We all rely on our friends for support, and we depend on them to be our confidantes.
That’s why it can be so hurtful when a friend betrays that trust or isn’t there for us when we really need them. That could be a sign that you have a “fairweather friend” or someone who’s only around for the good times. And even worse, you could have an acquaintance, friend, or relative who you can’t actually trust with the private or personal details of your life.
This can be more than an inconvenience. A 2017 study found that distrustful friendships can negatively impact well-being.
Do you have a suspicion that someone in your inner circle may not be completely trustworthy? Not sure how to figure out who to trust or not? Here are eight warning signs that you may not be able to confide in one of your friends.
It’s as simple as that. If you suspect a friend may not be trustworthy, pay attention to his or her behavior. Do they do what they say they’re going to do? Do they show up when and where you need them? Are they there for the bad times as well as the good? There’s a famous saying that 80 percent of life is showing up. If your friend doesn’t pass this simple but all-important test, it may tell you all you need to know.
Do your friends talk endlessly about the issues and problems of other people? It’s noteworthy to remember that a gossip rarely portrays his or her subjects in a positive light. It’s also unrealistic to believe that a gossip only gossips when you’re around–or that he or she holds his tongue about you when you’re not. As with many things in life, gossip is as gossip does.
You can tell a lot about how trustworthy your friend by simply paying attention to their behavior while they’re in your presence. It doesn’t take a private detective to figure out whether your friend is honest or dishonest–just looking and listening to their patterns will tell you all you need to know.
When it’s time to get down and have some fun, your friend may well be the life of the party. There may be plenty of laughter or adventure. And those are certainly important and valuable things.
But what happens when you get a flat tire and need a ride to work? Or what if you had a rough day and need to vent to someone over coffee? Does this friend raise their hand, or do they recede into the crowd? The answer says a lot about who they really are.
In a positive long-term friendship, friends will be happy for one another’s accomplishments. And not only because they are proud of you, but because the success of one group member reflects well on the entire group. If your friend isn’t happy about what you’ve achieved, they may not be fully committed to the friendship–or your best interests.
This happens all the time. Behind closed doors, the friend is kind and supportive. But when you’re in a group, they give you a bit of a cold shoulder. Which side is the real person? Does it matter? Either way, one of those two personalities is deceptive, and that’s more than enough to show a person can’t be trusted.
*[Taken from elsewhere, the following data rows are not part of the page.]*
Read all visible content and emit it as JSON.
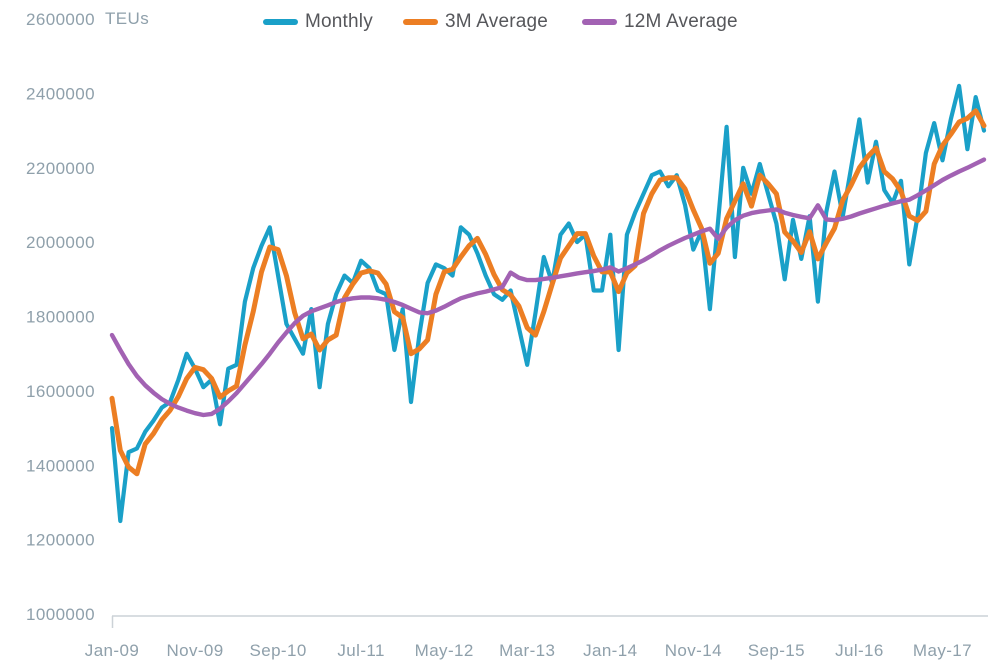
{
  "chart": {
    "unit_label": "TEUs",
    "background_color": "#ffffff",
    "axis_text_color": "#8fa0ab",
    "legend_text_color": "#56575b",
    "axis_line_color": "#ccd2d7"
  },
  "chart_data": {
    "type": "line",
    "title": "",
    "ylabel": "TEUs",
    "xlabel": "",
    "grid": false,
    "legend_position": "top-center",
    "ylim": [
      1000000,
      2600000
    ],
    "y_ticks": [
      2600000,
      2400000,
      2200000,
      2000000,
      1800000,
      1600000,
      1400000,
      1200000,
      1000000
    ],
    "x_tick_every": 10,
    "x_tick_labels": [
      "Jan-09",
      "Nov-09",
      "Sep-10",
      "Jul-11",
      "May-12",
      "Mar-13",
      "Jan-14",
      "Nov-14",
      "Sep-15",
      "Jul-16",
      "May-17"
    ],
    "categories": [
      "Jan-09",
      "Feb-09",
      "Mar-09",
      "Apr-09",
      "May-09",
      "Jun-09",
      "Jul-09",
      "Aug-09",
      "Sep-09",
      "Oct-09",
      "Nov-09",
      "Dec-09",
      "Jan-10",
      "Feb-10",
      "Mar-10",
      "Apr-10",
      "May-10",
      "Jun-10",
      "Jul-10",
      "Aug-10",
      "Sep-10",
      "Oct-10",
      "Nov-10",
      "Dec-10",
      "Jan-11",
      "Feb-11",
      "Mar-11",
      "Apr-11",
      "May-11",
      "Jun-11",
      "Jul-11",
      "Aug-11",
      "Sep-11",
      "Oct-11",
      "Nov-11",
      "Dec-11",
      "Jan-12",
      "Feb-12",
      "Mar-12",
      "Apr-12",
      "May-12",
      "Jun-12",
      "Jul-12",
      "Aug-12",
      "Sep-12",
      "Oct-12",
      "Nov-12",
      "Dec-12",
      "Jan-13",
      "Feb-13",
      "Mar-13",
      "Apr-13",
      "May-13",
      "Jun-13",
      "Jul-13",
      "Aug-13",
      "Sep-13",
      "Oct-13",
      "Nov-13",
      "Dec-13",
      "Jan-14",
      "Feb-14",
      "Mar-14",
      "Apr-14",
      "May-14",
      "Jun-14",
      "Jul-14",
      "Aug-14",
      "Sep-14",
      "Oct-14",
      "Nov-14",
      "Dec-14",
      "Jan-15",
      "Feb-15",
      "Mar-15",
      "Apr-15",
      "May-15",
      "Jun-15",
      "Jul-15",
      "Aug-15",
      "Sep-15",
      "Oct-15",
      "Nov-15",
      "Dec-15",
      "Jan-16",
      "Feb-16",
      "Mar-16",
      "Apr-16",
      "May-16",
      "Jun-16",
      "Jul-16",
      "Aug-16",
      "Sep-16",
      "Oct-16",
      "Nov-16",
      "Dec-16",
      "Jan-17",
      "Feb-17",
      "Mar-17",
      "Apr-17",
      "May-17",
      "Jun-17",
      "Jul-17",
      "Aug-17",
      "Sep-17",
      "Oct-17"
    ],
    "series": [
      {
        "name": "Monthly",
        "color": "#1aa0c8",
        "line_width": 4.2,
        "values": [
          1500000,
          1250000,
          1435000,
          1445000,
          1490000,
          1520000,
          1555000,
          1570000,
          1630000,
          1700000,
          1660000,
          1610000,
          1630000,
          1510000,
          1660000,
          1670000,
          1840000,
          1930000,
          1990000,
          2040000,
          1910000,
          1780000,
          1740000,
          1700000,
          1820000,
          1610000,
          1780000,
          1860000,
          1910000,
          1890000,
          1950000,
          1930000,
          1870000,
          1860000,
          1710000,
          1820000,
          1570000,
          1750000,
          1890000,
          1940000,
          1930000,
          1910000,
          2040000,
          2020000,
          1970000,
          1910000,
          1860000,
          1845000,
          1870000,
          1770000,
          1670000,
          1810000,
          1960000,
          1890000,
          2020000,
          2050000,
          2000000,
          2020000,
          1870000,
          1870000,
          2020000,
          1710000,
          2020000,
          2080000,
          2130000,
          2180000,
          2190000,
          2150000,
          2180000,
          2100000,
          1980000,
          2030000,
          1820000,
          2060000,
          2310000,
          1960000,
          2200000,
          2130000,
          2210000,
          2130000,
          2050000,
          1900000,
          2060000,
          1955000,
          2070000,
          1840000,
          2080000,
          2190000,
          2070000,
          2200000,
          2330000,
          2160000,
          2270000,
          2140000,
          2105000,
          2165000,
          1940000,
          2070000,
          2240000,
          2320000,
          2220000,
          2330000,
          2420000,
          2250000,
          2390000,
          2300000
        ]
      },
      {
        "name": "3M Average",
        "color": "#ec7e23",
        "line_width": 5,
        "values": [
          1580000,
          1440000,
          1395000,
          1377000,
          1457000,
          1485000,
          1522000,
          1548000,
          1585000,
          1633000,
          1663000,
          1657000,
          1633000,
          1583000,
          1600000,
          1613000,
          1723000,
          1813000,
          1920000,
          1987000,
          1980000,
          1910000,
          1810000,
          1740000,
          1753000,
          1710000,
          1737000,
          1750000,
          1850000,
          1887000,
          1917000,
          1923000,
          1917000,
          1887000,
          1813000,
          1797000,
          1700000,
          1713000,
          1737000,
          1860000,
          1920000,
          1927000,
          1960000,
          1990000,
          2010000,
          1967000,
          1913000,
          1872000,
          1858000,
          1828000,
          1770000,
          1750000,
          1813000,
          1887000,
          1957000,
          1990000,
          2023000,
          2023000,
          1963000,
          1920000,
          1920000,
          1867000,
          1917000,
          1937000,
          2077000,
          2130000,
          2167000,
          2173000,
          2173000,
          2143000,
          2087000,
          2037000,
          1943000,
          1970000,
          2063000,
          2110000,
          2157000,
          2097000,
          2180000,
          2157000,
          2130000,
          2027000,
          2003000,
          1972000,
          2028000,
          1955000,
          1997000,
          2037000,
          2113000,
          2153000,
          2200000,
          2230000,
          2253000,
          2190000,
          2170000,
          2137000,
          2070000,
          2058000,
          2083000,
          2210000,
          2260000,
          2290000,
          2323000,
          2333000,
          2353000,
          2313000
        ]
      },
      {
        "name": "12M Average",
        "color": "#a262b3",
        "line_width": 4.4,
        "values": [
          1750000,
          1710000,
          1672000,
          1640000,
          1615000,
          1595000,
          1578000,
          1565000,
          1555000,
          1547000,
          1540000,
          1535000,
          1538000,
          1552000,
          1572000,
          1594000,
          1620000,
          1646000,
          1672000,
          1700000,
          1730000,
          1757000,
          1782000,
          1802000,
          1814000,
          1822000,
          1830000,
          1839000,
          1845000,
          1849000,
          1851000,
          1851000,
          1849000,
          1845000,
          1839000,
          1831000,
          1821000,
          1811000,
          1809000,
          1816000,
          1826000,
          1838000,
          1849000,
          1856000,
          1862000,
          1867000,
          1873000,
          1879000,
          1918000,
          1904000,
          1898000,
          1898000,
          1901000,
          1904000,
          1908000,
          1912000,
          1916000,
          1919000,
          1922000,
          1926000,
          1932000,
          1921000,
          1930000,
          1940000,
          1951000,
          1964000,
          1978000,
          1990000,
          2001000,
          2011000,
          2020000,
          2029000,
          2036000,
          2009000,
          2039000,
          2059000,
          2071000,
          2078000,
          2082000,
          2085000,
          2088000,
          2079000,
          2073000,
          2068000,
          2064000,
          2099000,
          2061000,
          2059000,
          2063000,
          2069000,
          2077000,
          2084000,
          2091000,
          2098000,
          2104000,
          2110000,
          2114000,
          2126000,
          2139000,
          2153000,
          2167000,
          2179000,
          2190000,
          2200000,
          2211000,
          2222000
        ]
      }
    ]
  }
}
It’s almost too obvious to point out that if a friend betrays your trust by divulging information you said or strongly implied was confidential they cannot be trusted. But there’s another, more subtle step involved here. If you share personal, potentially damaging information with them and they choose (even jokingly) to dangle a threat over your head that they will reveal the information, that’s a power grab tactic of someone you can’t trust.
There’s a fine line between complimenting someone and overdoing it for some kind of selfish purpose. The latter is buttering someone up. If your friend is ridiculously charming, there may be a reason to suspect they have an ulterior motive. Then again, it might be harmless; this one requires a little more insight to confirm, but if it’s noticeable then it’s a red flag.
If you have a distrustful friend in your ranks, it’s certain you’ll recognize at least a few of these warning signs.
If you conclude that you can’t trust your friend, perhaps the obvious way forward break ties with them. Unfortunately, doing so may not be realistic for many reasons. Ultimately only you can determine the best course of action to deal with a distrustful friend. But understanding the signs can help you know whether or not a person is trustworthy, and as with many things in life, knowing is half the battle.